Vincent Delecroix, NAUFRAGE, Gallimard, 2023, 135 p. ; 32,95 $
Nuit blanche, no, 174, Printemps 2024
Les passionnés de lecture se demandent parfois pourquoi les romanciers inventent des histoires alors que la réalité fourmille d’événements qui souvent dépassent l’entendement.
Dans ce roman absolument passionnant, le philosophe français Vincent Delecroix fait un peu des deux. Il part d’un fait divers, qui s’est réellement passé, pour imaginer ensuite comment il a pu se décliner.

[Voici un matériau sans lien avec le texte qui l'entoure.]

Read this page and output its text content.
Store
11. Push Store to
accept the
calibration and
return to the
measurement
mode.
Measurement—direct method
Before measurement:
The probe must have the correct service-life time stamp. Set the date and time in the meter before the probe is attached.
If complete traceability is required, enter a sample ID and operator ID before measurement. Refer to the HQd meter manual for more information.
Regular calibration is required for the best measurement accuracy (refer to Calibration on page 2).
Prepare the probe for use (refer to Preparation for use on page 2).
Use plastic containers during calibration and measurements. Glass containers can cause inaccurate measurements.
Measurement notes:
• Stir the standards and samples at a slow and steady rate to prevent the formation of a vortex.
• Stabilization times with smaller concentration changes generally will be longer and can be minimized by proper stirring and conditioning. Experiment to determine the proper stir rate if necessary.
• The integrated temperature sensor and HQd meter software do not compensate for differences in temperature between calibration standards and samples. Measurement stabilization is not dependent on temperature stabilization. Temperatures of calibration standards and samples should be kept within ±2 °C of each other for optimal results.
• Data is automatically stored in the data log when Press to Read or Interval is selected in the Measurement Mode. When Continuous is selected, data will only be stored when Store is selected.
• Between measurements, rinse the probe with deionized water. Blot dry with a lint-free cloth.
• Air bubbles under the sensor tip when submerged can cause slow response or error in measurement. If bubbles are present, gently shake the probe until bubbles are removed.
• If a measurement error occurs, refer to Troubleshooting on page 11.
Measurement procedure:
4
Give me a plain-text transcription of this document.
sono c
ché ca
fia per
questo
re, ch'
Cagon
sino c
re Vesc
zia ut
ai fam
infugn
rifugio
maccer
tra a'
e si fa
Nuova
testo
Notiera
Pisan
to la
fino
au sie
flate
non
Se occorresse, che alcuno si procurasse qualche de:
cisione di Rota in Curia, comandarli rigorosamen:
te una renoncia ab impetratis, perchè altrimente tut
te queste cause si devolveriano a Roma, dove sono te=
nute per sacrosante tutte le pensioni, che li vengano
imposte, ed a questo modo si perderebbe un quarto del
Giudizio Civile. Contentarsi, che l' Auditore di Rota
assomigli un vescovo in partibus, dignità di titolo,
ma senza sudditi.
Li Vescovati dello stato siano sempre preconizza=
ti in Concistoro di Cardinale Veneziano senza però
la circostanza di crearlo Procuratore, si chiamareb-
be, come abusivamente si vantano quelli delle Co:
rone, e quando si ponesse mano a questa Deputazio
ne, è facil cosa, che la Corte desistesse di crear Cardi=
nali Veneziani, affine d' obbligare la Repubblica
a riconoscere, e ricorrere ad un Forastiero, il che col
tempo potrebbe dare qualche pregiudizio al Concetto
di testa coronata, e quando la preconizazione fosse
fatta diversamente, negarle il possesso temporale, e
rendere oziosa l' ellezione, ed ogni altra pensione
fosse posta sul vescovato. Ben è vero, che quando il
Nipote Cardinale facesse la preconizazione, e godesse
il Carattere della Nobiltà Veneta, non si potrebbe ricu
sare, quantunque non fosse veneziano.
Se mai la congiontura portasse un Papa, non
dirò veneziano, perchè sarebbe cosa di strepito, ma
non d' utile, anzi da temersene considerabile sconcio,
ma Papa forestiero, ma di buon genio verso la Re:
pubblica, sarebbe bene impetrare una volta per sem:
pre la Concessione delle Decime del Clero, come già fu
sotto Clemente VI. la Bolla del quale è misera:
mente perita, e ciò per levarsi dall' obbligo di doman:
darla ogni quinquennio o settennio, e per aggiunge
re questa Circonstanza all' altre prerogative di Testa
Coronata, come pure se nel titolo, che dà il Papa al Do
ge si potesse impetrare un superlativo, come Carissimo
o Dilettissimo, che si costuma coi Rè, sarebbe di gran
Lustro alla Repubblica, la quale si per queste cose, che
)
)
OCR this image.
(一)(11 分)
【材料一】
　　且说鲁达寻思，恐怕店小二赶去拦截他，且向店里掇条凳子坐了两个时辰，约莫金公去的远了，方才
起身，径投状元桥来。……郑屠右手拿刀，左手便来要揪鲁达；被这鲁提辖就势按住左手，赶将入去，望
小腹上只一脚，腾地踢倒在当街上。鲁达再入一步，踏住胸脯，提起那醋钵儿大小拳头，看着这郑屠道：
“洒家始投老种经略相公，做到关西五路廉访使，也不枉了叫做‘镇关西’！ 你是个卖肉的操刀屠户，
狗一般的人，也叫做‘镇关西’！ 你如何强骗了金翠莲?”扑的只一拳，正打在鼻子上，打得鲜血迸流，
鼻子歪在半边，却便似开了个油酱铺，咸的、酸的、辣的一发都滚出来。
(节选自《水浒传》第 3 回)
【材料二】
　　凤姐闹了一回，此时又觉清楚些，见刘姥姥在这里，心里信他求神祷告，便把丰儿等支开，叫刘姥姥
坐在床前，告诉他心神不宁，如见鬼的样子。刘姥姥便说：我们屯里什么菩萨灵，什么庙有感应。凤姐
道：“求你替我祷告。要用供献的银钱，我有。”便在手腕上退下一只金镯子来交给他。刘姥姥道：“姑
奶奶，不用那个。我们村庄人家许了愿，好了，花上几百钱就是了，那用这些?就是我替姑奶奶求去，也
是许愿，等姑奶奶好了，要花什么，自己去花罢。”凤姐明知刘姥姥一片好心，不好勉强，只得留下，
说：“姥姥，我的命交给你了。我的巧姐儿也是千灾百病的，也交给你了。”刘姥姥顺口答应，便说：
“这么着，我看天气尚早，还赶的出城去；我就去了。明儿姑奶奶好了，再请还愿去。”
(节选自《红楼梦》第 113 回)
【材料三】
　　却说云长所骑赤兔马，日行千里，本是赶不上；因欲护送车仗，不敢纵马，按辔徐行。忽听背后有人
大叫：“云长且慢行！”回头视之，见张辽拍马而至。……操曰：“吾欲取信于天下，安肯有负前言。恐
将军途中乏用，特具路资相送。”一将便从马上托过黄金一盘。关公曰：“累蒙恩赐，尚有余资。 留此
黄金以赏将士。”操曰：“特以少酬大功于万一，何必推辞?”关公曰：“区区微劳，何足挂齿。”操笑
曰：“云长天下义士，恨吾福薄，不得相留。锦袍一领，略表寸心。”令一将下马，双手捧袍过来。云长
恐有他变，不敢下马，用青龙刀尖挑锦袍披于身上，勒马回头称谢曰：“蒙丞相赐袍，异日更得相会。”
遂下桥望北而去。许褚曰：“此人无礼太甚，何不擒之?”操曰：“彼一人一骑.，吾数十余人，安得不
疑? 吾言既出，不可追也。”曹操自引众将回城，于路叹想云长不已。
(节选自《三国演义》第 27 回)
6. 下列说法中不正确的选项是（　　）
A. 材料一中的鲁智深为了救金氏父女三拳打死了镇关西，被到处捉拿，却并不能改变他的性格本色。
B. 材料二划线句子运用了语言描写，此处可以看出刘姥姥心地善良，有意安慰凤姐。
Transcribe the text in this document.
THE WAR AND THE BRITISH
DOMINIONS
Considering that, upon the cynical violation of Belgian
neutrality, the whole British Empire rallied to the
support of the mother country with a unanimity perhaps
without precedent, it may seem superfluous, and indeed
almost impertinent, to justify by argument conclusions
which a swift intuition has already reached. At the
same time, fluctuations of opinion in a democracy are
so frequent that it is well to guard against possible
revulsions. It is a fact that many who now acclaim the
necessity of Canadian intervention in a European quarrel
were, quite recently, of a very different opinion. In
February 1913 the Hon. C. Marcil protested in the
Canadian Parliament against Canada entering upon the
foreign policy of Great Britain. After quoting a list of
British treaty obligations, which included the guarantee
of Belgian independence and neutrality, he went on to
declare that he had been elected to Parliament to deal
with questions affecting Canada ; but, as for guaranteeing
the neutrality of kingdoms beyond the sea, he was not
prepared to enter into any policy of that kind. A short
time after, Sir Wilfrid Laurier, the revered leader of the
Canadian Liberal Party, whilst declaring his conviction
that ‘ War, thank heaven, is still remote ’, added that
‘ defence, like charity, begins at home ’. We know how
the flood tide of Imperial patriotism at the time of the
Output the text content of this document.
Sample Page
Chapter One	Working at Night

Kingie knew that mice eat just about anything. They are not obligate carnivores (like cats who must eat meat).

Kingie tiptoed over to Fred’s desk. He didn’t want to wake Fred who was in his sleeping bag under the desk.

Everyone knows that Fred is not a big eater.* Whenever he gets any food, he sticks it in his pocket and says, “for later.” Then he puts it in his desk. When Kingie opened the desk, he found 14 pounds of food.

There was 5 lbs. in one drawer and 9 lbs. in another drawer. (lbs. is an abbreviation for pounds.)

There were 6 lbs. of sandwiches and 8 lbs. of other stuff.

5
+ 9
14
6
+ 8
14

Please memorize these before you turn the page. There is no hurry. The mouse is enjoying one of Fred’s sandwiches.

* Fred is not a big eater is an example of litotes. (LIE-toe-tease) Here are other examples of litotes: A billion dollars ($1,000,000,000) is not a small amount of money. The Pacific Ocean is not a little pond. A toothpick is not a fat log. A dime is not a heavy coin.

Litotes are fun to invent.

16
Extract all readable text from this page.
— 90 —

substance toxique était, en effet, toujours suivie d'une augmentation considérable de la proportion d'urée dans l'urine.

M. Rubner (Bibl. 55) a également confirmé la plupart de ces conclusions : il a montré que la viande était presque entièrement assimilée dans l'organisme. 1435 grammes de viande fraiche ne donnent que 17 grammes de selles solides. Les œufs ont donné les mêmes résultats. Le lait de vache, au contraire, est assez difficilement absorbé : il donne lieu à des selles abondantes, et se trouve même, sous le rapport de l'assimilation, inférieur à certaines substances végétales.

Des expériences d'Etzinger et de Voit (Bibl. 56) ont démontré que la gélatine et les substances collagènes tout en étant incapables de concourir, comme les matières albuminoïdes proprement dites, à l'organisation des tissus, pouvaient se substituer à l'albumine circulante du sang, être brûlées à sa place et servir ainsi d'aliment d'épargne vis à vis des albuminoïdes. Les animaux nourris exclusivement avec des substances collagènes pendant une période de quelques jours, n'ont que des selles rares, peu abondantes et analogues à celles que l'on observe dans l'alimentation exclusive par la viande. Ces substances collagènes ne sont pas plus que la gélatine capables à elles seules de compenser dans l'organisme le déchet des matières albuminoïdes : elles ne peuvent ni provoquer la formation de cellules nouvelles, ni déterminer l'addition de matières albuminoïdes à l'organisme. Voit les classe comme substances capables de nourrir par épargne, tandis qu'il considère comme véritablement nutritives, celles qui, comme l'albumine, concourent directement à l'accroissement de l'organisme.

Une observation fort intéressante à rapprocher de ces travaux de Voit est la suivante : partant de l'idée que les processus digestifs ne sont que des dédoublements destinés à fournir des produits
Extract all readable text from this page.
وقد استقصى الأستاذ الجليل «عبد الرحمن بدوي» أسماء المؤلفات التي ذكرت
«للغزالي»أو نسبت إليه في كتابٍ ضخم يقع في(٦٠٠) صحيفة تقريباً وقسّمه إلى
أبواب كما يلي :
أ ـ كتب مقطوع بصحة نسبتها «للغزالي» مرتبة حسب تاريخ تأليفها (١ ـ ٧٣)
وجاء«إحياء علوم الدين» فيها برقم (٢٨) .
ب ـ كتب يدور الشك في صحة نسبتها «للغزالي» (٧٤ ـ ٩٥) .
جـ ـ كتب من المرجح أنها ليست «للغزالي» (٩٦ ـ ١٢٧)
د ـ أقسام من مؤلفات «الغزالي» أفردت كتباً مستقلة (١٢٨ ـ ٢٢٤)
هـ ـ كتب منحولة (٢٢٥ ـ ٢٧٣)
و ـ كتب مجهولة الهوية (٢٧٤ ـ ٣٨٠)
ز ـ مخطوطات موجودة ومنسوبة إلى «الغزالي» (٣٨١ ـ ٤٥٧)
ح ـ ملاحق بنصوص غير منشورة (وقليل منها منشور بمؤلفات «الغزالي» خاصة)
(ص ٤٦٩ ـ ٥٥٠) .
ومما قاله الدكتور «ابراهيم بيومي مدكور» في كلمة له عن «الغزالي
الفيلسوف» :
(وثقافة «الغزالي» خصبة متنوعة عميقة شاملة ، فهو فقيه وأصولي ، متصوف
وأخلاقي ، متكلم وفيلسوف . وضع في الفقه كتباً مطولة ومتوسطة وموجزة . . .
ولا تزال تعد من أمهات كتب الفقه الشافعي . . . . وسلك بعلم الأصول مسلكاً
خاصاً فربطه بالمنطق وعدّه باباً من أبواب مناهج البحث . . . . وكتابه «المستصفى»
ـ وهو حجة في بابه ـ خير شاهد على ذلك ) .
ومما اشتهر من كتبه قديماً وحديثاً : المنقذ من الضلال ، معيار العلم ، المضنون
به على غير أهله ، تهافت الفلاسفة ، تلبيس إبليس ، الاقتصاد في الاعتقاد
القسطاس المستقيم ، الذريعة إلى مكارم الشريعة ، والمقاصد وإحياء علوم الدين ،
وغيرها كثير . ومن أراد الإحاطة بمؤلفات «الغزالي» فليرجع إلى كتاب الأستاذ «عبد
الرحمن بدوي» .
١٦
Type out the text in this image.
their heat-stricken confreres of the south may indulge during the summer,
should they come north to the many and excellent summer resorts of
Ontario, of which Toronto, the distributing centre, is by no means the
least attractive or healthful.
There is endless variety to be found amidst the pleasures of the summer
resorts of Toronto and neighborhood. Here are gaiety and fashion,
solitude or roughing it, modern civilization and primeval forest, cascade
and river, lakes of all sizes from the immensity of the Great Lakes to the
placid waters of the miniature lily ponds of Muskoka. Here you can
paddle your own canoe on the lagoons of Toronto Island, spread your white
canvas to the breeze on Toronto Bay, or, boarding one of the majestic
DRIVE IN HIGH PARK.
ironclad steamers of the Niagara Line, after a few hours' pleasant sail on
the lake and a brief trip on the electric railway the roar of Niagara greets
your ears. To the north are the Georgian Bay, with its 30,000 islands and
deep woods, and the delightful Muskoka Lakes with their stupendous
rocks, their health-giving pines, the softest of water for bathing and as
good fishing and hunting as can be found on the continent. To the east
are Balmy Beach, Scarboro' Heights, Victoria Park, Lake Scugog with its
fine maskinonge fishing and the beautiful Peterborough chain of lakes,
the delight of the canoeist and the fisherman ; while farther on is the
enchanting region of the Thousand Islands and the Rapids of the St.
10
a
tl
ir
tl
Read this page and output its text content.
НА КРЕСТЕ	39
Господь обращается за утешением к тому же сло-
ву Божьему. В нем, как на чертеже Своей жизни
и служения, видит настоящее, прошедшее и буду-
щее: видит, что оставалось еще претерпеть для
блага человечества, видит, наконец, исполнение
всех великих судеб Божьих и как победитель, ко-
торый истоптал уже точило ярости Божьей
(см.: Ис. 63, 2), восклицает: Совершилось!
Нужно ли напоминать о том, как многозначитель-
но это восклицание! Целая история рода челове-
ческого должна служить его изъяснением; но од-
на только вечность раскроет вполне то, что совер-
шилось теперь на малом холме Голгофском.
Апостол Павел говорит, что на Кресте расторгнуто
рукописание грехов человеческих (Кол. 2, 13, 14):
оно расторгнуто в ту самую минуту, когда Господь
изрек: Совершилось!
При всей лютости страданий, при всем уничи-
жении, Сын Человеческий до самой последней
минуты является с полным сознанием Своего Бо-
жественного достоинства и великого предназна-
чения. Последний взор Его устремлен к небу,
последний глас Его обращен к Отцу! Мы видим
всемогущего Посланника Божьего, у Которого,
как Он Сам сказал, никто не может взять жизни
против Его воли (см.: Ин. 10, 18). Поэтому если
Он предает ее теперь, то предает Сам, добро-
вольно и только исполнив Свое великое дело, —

Le fait divers d’abord. En novembre 2021, un bateau de migrants sombre dans les eaux froides de la Méditerranée, entrainant la mort de 27 personnes. Dans l’enquête qui en suit côté français, on a pu capter des propos des agents en fonction au centre de surveillance de la mer, bien peu empathiques face au sort des migrants. Résultat : les agents en fonction ont été accusés de non-assistance à personnes en danger.
Le roman maintenant, et l’auteur insiste en avant-propos pour indiquer que la suite sort pleinement de son imaginaire. L’histoire est composée de trois parties. On a d’abord affaire à l’employée principale de fonction lors du tragique événement : on assiste à son dialogue intérieur alors qu’elle est confrontée, frontalement, par sa hiérarchie. Celle-ci est représentée par une femme qui lui ressemble, comme un miroir d’un autre moi, de sa propre conscience.
La deuxième partie décrit en moult détails ce qui a probablement été la détresse de ces naufragés. Le récit est si précis et saisissant qu’on ressent physiquement l’horreur qui a été la leur.
La troisième et dernière partie est tout aussi bouleversante : on retourne dans la tête de l’opératrice fautive.
Via un cellulaire, les migrants l’implorent d’agir vite, leur canot de pacotille coule en haute mer, durant une nuit froide. Ils font face à la mort. L’opératrice revient sur ses propos peu engageants envers eux et se dit que « …ce n’est pas la voix d’un monstre ou d’une criminelle, qu’on y entend – c’est la voix de tout le monde (en guillemets dans le texte). (p.115)
Voilà un livre sublime, mais très dérangeant, qui réalise un plongeon des plus intimes dans les méandres tortueuses de l’âme humaine.